Thursday, September 30, 2010

Federal healthcare rationers called out: ABC News' Dr. Richard Besser repudiates government's breast screening recommendations. And why the government will undoubtedly try to ration care in the future.

Last night on "ABC World News," Diane Sawyer and Dr. Richard Besser delivered a tough critique of those breast-screening guidelines that the federal government pushed late last year.   The ABC report was plenty tough, leading the broadcast, but still not tough enough, because while Sawyer and Dr. Besser refuted the government's effort to ration breast-screening, they didn't go further and tell us why the government wants to ration such care--and why even after this rebuke, the government will likely try again.

Sawyer began: "Less than a year ago, you'll remember a government panel said women do not need regular mammograms till the age of 50."  Now, she continued, a new study of one million Swedish women found that "mammograms in your 40s can dramatically save lives from breast cancer."

Then she turned over the segment to Dr. Besser, who added that he sent the Swedish study to 24 doctors and cancer specialists around the country; 21 of them, he said, were already telling their patients just that--get checked regularly in your 40s, don't wait till age 50.   Besser added that the screenings could cut deaths from breast cancer by 26 percent; saving the life of 1 out of every 1200 women screened.   He concluded, "Today's study flies in the face of those controversial government recommendations last year when a panel found mammograms for women under 50 should be an individual decision, rather than a general recommendation."

OK, so scientific recommendations come, and scientific recommendations go.  That's the flux of science, as scientists push toward the best answer.  Right?  Actually, no.

The original recommendation from a government panel, the US Preventive Services Task Force, which came to light on November 16, 2009, should not be seen as a scientific recommendation--they were a political recommendation, aimed at giving the Obama administration, and the overall cause of healthcare rationing, a boost.   We're spending too much on healthcare, the larger argument went, and besides, much of our healthcare spending is counterproductive--so why don't we spend less and call it a win-win?

Those recommendations caused such a firestorm last year that they were withdrawn--or where they?  In a bureaucracy, nothing ever dies. Bureaucrats wishing to advance a particular position might have to make a tactical retreat every so often, but they never give up.

So the original finding should not be seen as an isolated incident.  There will be more.  The bean counters and rationers--here at Serious Medicine we call them Scarcitarians--will be back.  They have not in any way given up in their efforts to define American healthcare downward.

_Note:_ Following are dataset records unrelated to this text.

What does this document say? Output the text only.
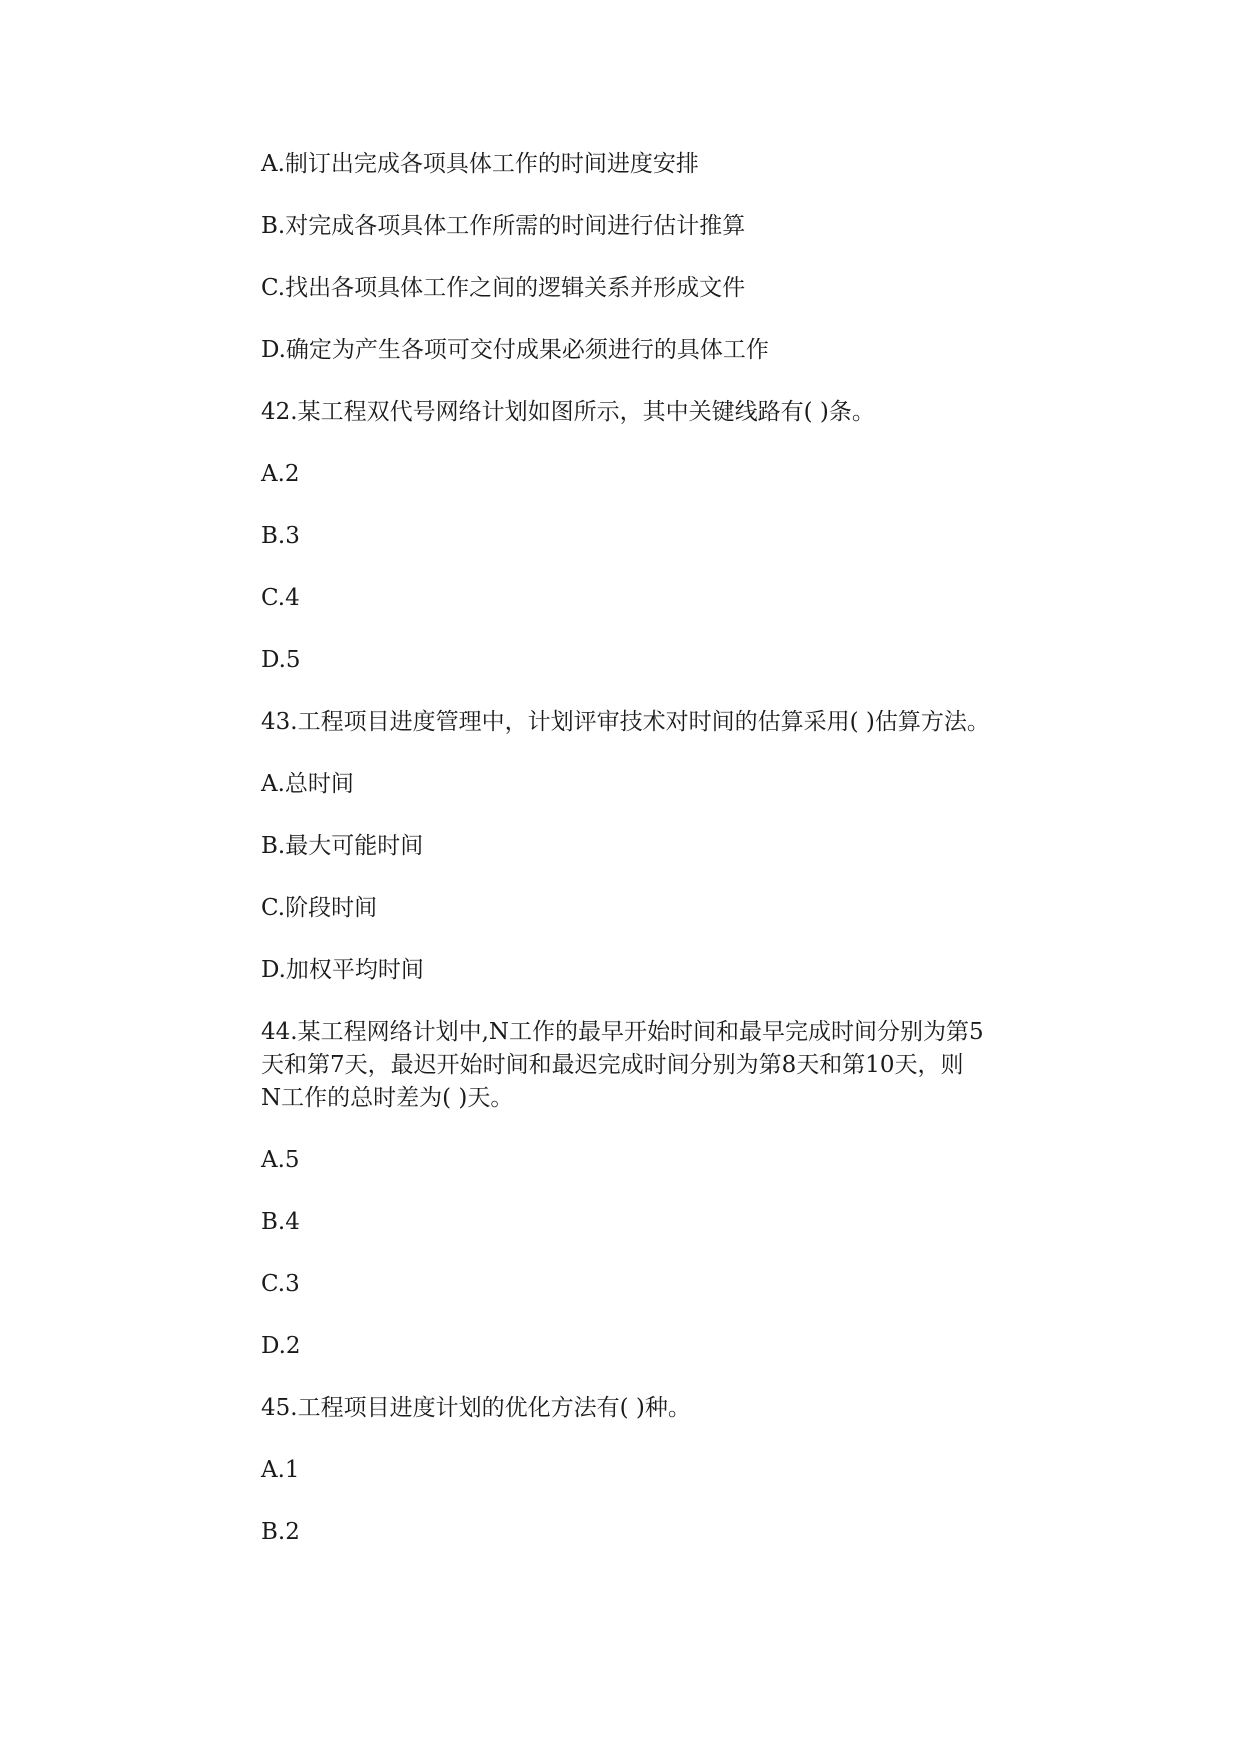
A.制订出完成各项具体工作的时间进度安排
B.对完成各项具体工作所需的时间进行估计推算
C.找出各项具体工作之间的逻辑关系并形成文件
D.确定为产生各项可交付成果必须进行的具体工作
42.某工程双代号网络计划如图所示，其中关键线路有( )条。
A.2
B.3
C.4
D.5
43.工程项目进度管理中，计划评审技术对时间的估算采用( )估算方法。
A.总时间
B.最大可能时间
C.阶段时间
D.加权平均时间
44.某工程网络计划中,N工作的最早开始时间和最早完成时间分别为第5
天和第7天，最迟开始时间和最迟完成时间分别为第8天和第10天，则
N工作的总时差为( )天。
A.5
B.4
C.3
D.2
45.工程项目进度计划的优化方法有( )种。
A.1
B.2
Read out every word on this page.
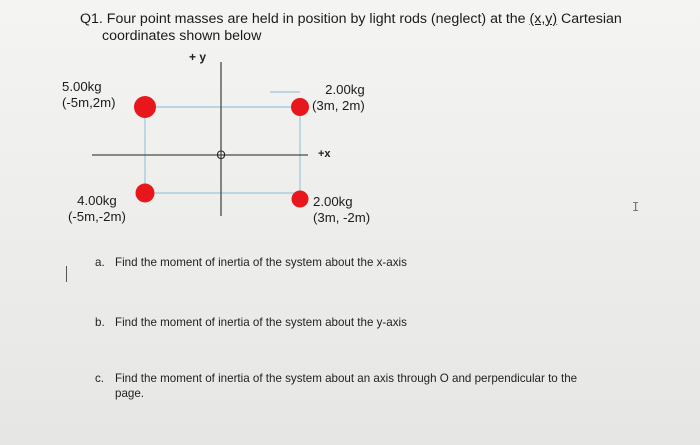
Q1. Four point masses are held in position by light rods (neglect) at the (x,y) Cartesian
coordinates shown below
O
+ y
+x
5.00kg
(-5m,2m)
2.00kg
(3m, 2m)
4.00kg
(-5m,-2m)
2.00kg
(3m, -2m)
a. Find the moment of inertia of the system about the x-axis
b. Find the moment of inertia of the system about the y-axis
c. Find the moment of inertia of the system about an axis through O and perpendicular to the
page.
I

But there is hope, if the people are made aware of their own interests.   And the media, too.  Interestingly, while the politics of the Mainstream Media are firmly on the side of the Obamacare rationers, the ratings eyeballs are to be found on the opposite side of the argument--the Serious Medicine side.  People want to know about how they can stay alive, and they will reward TV networks that help them in that perfectly understandable goal.  It's real people, after all, who consume all the medical information in the larger culture; it's only a few policy wonks who think just the opposite--that people should have less information, and less access to care, pursuing, as they do, their "less is more" vision.

They are less interested in saving the government money in the shortest of short runs.  In the long run, of course, we would be better off, financially as well as medically, if breast cancer were reduced and then eliminated.